What is overtone flute

Tapani Varis. Photo by Jorma Airola

Finnish overtone flute “Pitkähuilu” is a flute which is closed from the blowing side and open from the another side. Pitkähuilu is a side-blown overtone flute. The flute has many names. In Finland it has been called e.g. lötkö, pajuhuilu, pajupilli, kävelykeppi, leppäpilli, soropilli, putkipilli, yläsävelhuilu, luonnonsävelhuilu and pitkähuilu.

The overtone flute without finger holes is known among various cultures in the world. For example in Norway the flute is called seljefløyte, in Sweden sälgflöjt, in Estonia pikkvile, in Tansania filimbi, in South-Africa lekgodilo flute, in Tuva murgu, in Germany schwegel, in Hungary tilinkó, in Romania tilincă, in Russia kalyuka and in Poland zurav. The names willow bark flute, willow flute and natural flute are often used in texts describing this flute in English.

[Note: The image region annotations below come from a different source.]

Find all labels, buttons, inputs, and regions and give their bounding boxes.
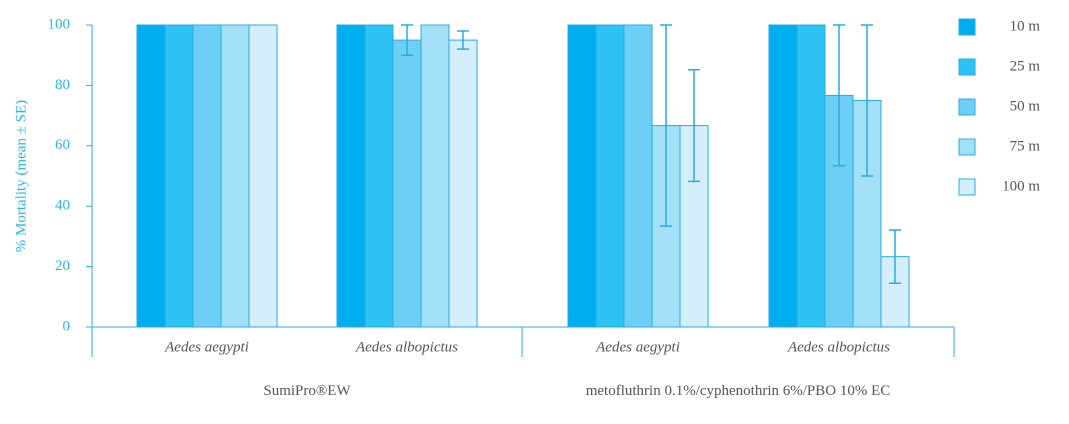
legend-swatch <box>958 178 976 196</box>
group-label: SumiPro®EW <box>263 383 351 399</box>
legend-label: 25 m <box>1010 58 1041 74</box>
y-tick-label: 40 <box>55 198 70 214</box>
error-bar <box>861 24 873 177</box>
error-bar <box>833 24 845 167</box>
bar <box>364 24 394 328</box>
x-tick-label: Aedes albopictus <box>355 339 458 355</box>
bar <box>623 24 653 328</box>
x-tick-label: Aedes aegypti <box>595 339 680 355</box>
legend-label: 100 m <box>1002 178 1040 194</box>
error-bar <box>660 24 672 227</box>
bar <box>136 24 166 328</box>
bar <box>567 24 597 328</box>
bar <box>392 39 422 328</box>
x-tick-label: Aedes aegypti <box>164 339 249 355</box>
bar <box>220 24 250 328</box>
bar <box>192 24 222 328</box>
bar <box>248 24 278 328</box>
legend-swatch <box>958 58 976 76</box>
bar <box>336 24 366 328</box>
x-tick-label: Aedes albopictus <box>787 339 890 355</box>
y-tick-label: 0 <box>63 318 71 334</box>
error-bar <box>889 229 901 284</box>
bar <box>768 24 798 328</box>
legend-label: 50 m <box>1010 98 1041 114</box>
legend-swatch <box>958 138 976 156</box>
bar <box>796 24 826 328</box>
group-label: metofluthrin 0.1%/cyphenothrin 6%/PBO 10… <box>585 383 891 399</box>
bar <box>420 24 450 328</box>
bar <box>164 24 194 328</box>
y-axis-label: % Mortality (mean ± SE) <box>13 100 29 252</box>
bar <box>448 39 478 328</box>
legend-label: 10 m <box>1010 18 1041 34</box>
y-tick-label: 60 <box>55 137 70 153</box>
bar <box>595 24 625 328</box>
legend-swatch <box>958 18 976 36</box>
error-bar <box>401 24 413 56</box>
legend-swatch <box>958 98 976 116</box>
error-bar <box>457 30 469 50</box>
y-tick-label: 20 <box>55 258 70 274</box>
y-tick-label: 100 <box>48 16 71 32</box>
error-bar <box>688 68 700 183</box>
y-tick-label: 80 <box>55 77 70 93</box>
legend-label: 75 m <box>1010 138 1041 154</box>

The flutes with a specific function can have a name that describes the usage of the flute e.g. sacred flute in Papua New Guinea.

Overtone flutes can be made without metallic tools for example by detaching bark from a wood branch in spring time and working with it by using teeth and stone. So the flute type have been makeable even thousands of years ago.

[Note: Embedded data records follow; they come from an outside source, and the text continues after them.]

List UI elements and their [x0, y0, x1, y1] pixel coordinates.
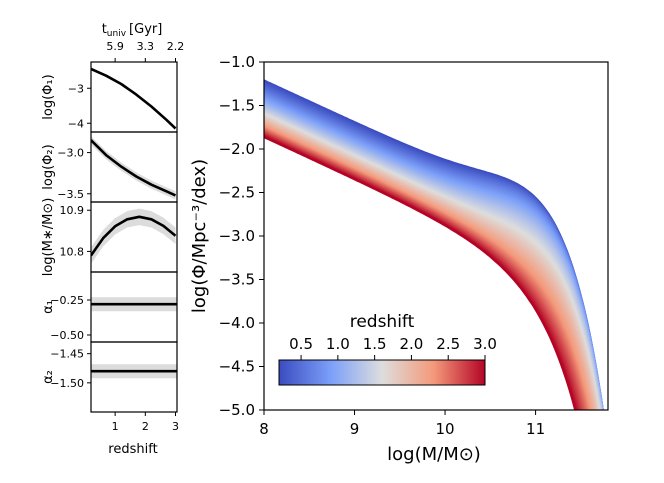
main-y-ticks: −1.0 −1.5 −2.0 −2.5 −3.0 −3.5 −4.0 −4.5 −5.0 — [219, 53, 264, 419]
panel-alpha1: −0.25 −0.50 α₁ — [41, 271, 178, 343]
colorbar: redshift 0.5 1.0 1.5 2.0 2.5 3.0 — [278, 312, 497, 386]
panel-y-tick-label: 10.8 — [60, 245, 85, 258]
panel-logphi1: −3 −4 log(Φ₁) — [41, 61, 178, 133]
top-axis-label-t: t — [102, 22, 107, 37]
top-axis-tick-label: 5.9 — [106, 40, 124, 53]
small-x-tick-label: 1 — [112, 420, 119, 433]
mass-function-bands — [264, 79, 604, 410]
colorbar-tick-label: 1.5 — [363, 335, 387, 353]
top-time-axis: tuniv [Gyr] 5.9 3.3 2.2 — [102, 22, 185, 62]
panel-y-tick-label: −0.50 — [50, 329, 84, 342]
main-y-axis-label: log(Φ/Mpc⁻³/dex) — [189, 159, 210, 313]
panel-y-tick-label: −3.0 — [57, 147, 84, 160]
parameter-line — [91, 139, 177, 197]
small-x-tick-label: 3 — [172, 420, 179, 433]
panel-y-tick-label: −0.25 — [50, 294, 84, 307]
colorbar-tick-label: 2.0 — [399, 335, 423, 353]
colorbar-tick-label: 1.0 — [326, 335, 350, 353]
panel-plot-area — [91, 136, 177, 200]
main-x-tick-label: 8 — [259, 420, 269, 438]
main-x-ticks: 8 9 10 11 — [259, 410, 545, 438]
main-x-tick-label: 9 — [350, 420, 360, 438]
panel-y-label: log(Φ₂) — [41, 144, 56, 189]
panel-y-tick-label: −1.45 — [50, 348, 84, 361]
panel-y-tick-label: −3.5 — [57, 188, 84, 201]
main-y-tick-label: −1.0 — [219, 53, 255, 71]
main-panel: −1.0 −1.5 −2.0 −2.5 −3.0 −3.5 −4.0 −4.5 −5.0 8 9 1… — [189, 53, 609, 465]
colorbar-ticks: 0.5 1.0 1.5 2.0 2.5 3.0 — [289, 335, 497, 360]
colorbar-gradient — [278, 359, 486, 386]
top-axis-label: tuniv [Gyr] — [102, 22, 163, 39]
colorbar-tick-label: 0.5 — [289, 335, 313, 353]
mass-function-curve — [264, 135, 577, 410]
panel-frame — [90, 341, 178, 413]
panel-y-tick-label: −1.50 — [50, 377, 84, 390]
panel-plot-area — [91, 364, 177, 379]
colorbar-label: redshift — [350, 312, 415, 332]
panel-y-tick-label: −4 — [68, 117, 84, 130]
main-y-tick-label: −2.5 — [219, 184, 255, 202]
parameter-line — [91, 67, 177, 130]
top-axis-label-unit: [Gyr] — [129, 22, 162, 37]
main-y-tick-label: −2.0 — [219, 140, 255, 158]
panel-y-tick-label: −3 — [68, 82, 84, 95]
top-axis-tick-label: 3.3 — [137, 40, 155, 53]
small-x-axis-label: redshift — [108, 442, 157, 457]
panel-frame — [90, 61, 178, 133]
colorbar-tick-label: 2.5 — [436, 335, 460, 353]
main-x-tick-label: 10 — [436, 420, 455, 438]
panel-plot-area — [91, 208, 177, 264]
panel-y-label: log(Φ₁) — [41, 74, 56, 119]
main-y-tick-label: −4.0 — [219, 314, 255, 332]
small-x-tick-label: 2 — [142, 420, 149, 433]
panel-y-label: α₂ — [41, 370, 56, 384]
panel-y-label: log(M∗/M⊙) — [41, 198, 56, 277]
top-axis-label-sub: univ — [107, 29, 127, 39]
main-x-tick-label: 11 — [526, 420, 545, 438]
main-x-axis-label: log(M/M⊙) — [387, 444, 481, 465]
top-axis-tick-label: 2.2 — [167, 40, 185, 53]
colorbar-tick-label: 3.0 — [473, 335, 497, 353]
main-y-tick-label: −3.5 — [219, 271, 255, 289]
main-y-tick-label: −5.0 — [219, 401, 255, 419]
panel-y-label: α₁ — [41, 300, 56, 314]
uncertainty-band — [91, 136, 176, 200]
panel-logmstar: 10.9 10.8 log(M∗/M⊙) — [41, 198, 178, 277]
panel-plot-area — [91, 297, 177, 312]
main-y-tick-label: −1.5 — [219, 97, 255, 115]
main-y-tick-label: −3.0 — [219, 227, 255, 245]
panel-y-tick-label: 10.9 — [60, 204, 85, 217]
panel-plot-area — [91, 67, 177, 130]
parameter-line — [91, 215, 177, 257]
main-y-tick-label: −4.5 — [219, 358, 255, 376]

It is estimated that the side-blown overtone flute would have been played already in the bronze age. Though because of the wooden material of the wooden flutes none of them have remained to present day. So it is hard to define the earliest days of the Finnish overtoneflute pitkähuilu. There has been found certain information from different parts of Finland that the pitkähuilu has been played in the 19th and the 20th century. The flutes were mainly made by professional shepherds and played by normal folk for their own pleasure.

Finnish professional musicians found the overtone flute as late as around the decade 1970. Piirpauke band’s album ”2” includes overtone flute. In the end of the 70’s Rauno Nieminen organized several overtone flute playing and building courses in Finland.

New building materials have brought improvement to the lifetime, moisture tolerance and variations in structure of the overtone flute (e.g. bass overtone flute). Nowadays overtone flute is earning its’ place among “proper” musical instruments. Today it is possible to study overtone flute in several schools representing different educational levels e.g. musical playschools, conservatories, Sibelius Academy and folk music camps.